Sung-min then posits that something will probably rise from the ashes of the old Earth. Life will emerge again and something - humans or not - will bring the planet back to prosperity. They know, as scientists, that Earth has a history of asteroid strikes and there was always the possibility. Maybe they can take solace in the fact that they are at the end of this cycle but at least it is a cycle that will continue turning.

May, who has mainly stayed silent on the religious and philosophical front, says she clings to the hope that there are alternate dimensions out there. Maybe a different dimension for every small decision that Sung-min just mentioned. Not heaven, really. People talk about heaven as a continuation. May would like to believe that there is somewhere out there where the asteroid missed and she and Vera are watching their kids play soccer and worrying about paying bills and all that jazz. At least that's what she'd like to think.

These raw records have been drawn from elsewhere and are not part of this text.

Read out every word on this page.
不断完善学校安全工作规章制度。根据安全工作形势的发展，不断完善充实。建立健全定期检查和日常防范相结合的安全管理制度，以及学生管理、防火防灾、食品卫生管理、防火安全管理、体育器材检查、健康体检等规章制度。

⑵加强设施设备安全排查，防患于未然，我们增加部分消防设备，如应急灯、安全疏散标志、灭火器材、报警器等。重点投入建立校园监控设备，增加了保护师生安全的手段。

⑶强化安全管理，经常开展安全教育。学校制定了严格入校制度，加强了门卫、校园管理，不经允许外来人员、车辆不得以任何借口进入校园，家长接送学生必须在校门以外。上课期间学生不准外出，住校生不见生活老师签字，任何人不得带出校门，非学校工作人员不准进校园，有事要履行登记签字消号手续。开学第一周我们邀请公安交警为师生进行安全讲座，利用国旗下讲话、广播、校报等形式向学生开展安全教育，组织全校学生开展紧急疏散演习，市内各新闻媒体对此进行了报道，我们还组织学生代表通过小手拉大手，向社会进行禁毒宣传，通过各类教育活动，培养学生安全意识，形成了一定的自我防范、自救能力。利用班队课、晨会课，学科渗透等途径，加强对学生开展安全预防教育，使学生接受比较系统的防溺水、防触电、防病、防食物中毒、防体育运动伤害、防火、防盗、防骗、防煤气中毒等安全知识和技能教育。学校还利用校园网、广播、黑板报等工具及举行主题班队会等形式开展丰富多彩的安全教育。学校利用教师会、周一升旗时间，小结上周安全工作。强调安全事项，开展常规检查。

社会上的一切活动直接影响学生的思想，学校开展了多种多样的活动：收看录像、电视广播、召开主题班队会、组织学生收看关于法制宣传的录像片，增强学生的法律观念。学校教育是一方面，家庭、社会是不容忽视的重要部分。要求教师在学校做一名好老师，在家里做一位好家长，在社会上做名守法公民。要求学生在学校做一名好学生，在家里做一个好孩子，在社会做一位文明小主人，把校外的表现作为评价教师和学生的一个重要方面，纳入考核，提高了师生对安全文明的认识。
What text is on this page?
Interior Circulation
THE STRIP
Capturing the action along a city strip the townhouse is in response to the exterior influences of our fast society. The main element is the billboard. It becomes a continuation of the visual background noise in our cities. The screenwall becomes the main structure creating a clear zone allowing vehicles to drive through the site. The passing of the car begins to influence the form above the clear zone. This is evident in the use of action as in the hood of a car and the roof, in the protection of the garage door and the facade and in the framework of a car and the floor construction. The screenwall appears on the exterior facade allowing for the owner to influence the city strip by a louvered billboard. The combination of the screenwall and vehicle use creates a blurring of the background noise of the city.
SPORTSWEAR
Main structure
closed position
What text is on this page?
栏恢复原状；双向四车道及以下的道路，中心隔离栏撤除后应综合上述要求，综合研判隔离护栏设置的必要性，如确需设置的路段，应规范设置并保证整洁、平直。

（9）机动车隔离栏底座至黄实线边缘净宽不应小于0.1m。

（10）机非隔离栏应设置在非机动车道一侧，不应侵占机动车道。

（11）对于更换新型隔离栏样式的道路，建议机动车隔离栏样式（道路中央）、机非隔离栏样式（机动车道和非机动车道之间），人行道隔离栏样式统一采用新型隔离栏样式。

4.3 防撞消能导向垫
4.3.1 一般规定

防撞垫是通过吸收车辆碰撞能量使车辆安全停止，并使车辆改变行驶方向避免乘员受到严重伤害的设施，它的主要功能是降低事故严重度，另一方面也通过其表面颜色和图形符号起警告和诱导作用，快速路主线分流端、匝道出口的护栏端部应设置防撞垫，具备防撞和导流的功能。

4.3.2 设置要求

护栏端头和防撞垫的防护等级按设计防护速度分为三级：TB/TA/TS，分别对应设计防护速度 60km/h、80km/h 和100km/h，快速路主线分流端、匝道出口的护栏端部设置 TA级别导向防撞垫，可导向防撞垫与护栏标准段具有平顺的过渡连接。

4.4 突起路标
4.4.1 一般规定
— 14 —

As time is passing, May, Terrence and Sung-min begin to become skinnier, and skinnier. Their supplies are running low, along with their motivation to go on. Terrence is getting dressed and his bones are visible, and sickly. May looks at a photo of her and Vera, where the difference in body is visible, she has no jaw line. Sung-Min just sits and day-dreams in the distance.

Terrence lays down, unable to sleep. Unprompted, he begins to cry. Sung-min comes from a different part of the station and lays down next to Terrence. In Terrence's comforting embrace, Sung-min starts to cry as well. This goes on unbroken for a minute straight.

Early the next morning, Terrence wakes both Sung-min and May and tells them that he has a request. He says that he is ready to go and needs their help in exiting the space station. They try to convince him to stay with them so they can ride it out together but he is adamant that his decision is the right one. He's ready to see his family again. He reminds Sung-min the things he said earlier about choices, well this is Terrence’s final choice. Sung-min is still unsure but May says they should help him out. Terrence exits the station for a spacewalk without a helmet and succumbs to quick death due to the lack of oxygen.

After Terrence's passing, Sung-min and May sense that the end is near for their bodies. They debate going out the way he did, to end it there but they want to die in someone else's company. May proposes that they board The Soyuz (which transports humans to and from the Space Station) and face the darkness unafraid. Sung-min cracks a smile and says why not? They load up in The Soyuz and head out into the unknown. May starts fading first and lays her head on Sung-min's shoulder.

As May starts passing out the screen goes black and then lights up with white. May is with Vera and gives her a kiss. She hears a laugh from behind her and a little girl, a toddler, runs and hugs her leg. May chases her around the house laughing and catches her she picks her up and gives her a huge hug. Vera walks over and the happy family group hug.

Sung-min is on Earth, about to get on the shuttle. This time, his father is there and gives him a hug before he leaves. To his surprise, his youthful-looking fiancee Yu-mi (Jeon Jong-so) is also there and gives him a kiss before he leaves. He steps aboard the ship.

The ISS floats alone in the open void of space, on the brink of the great beyond.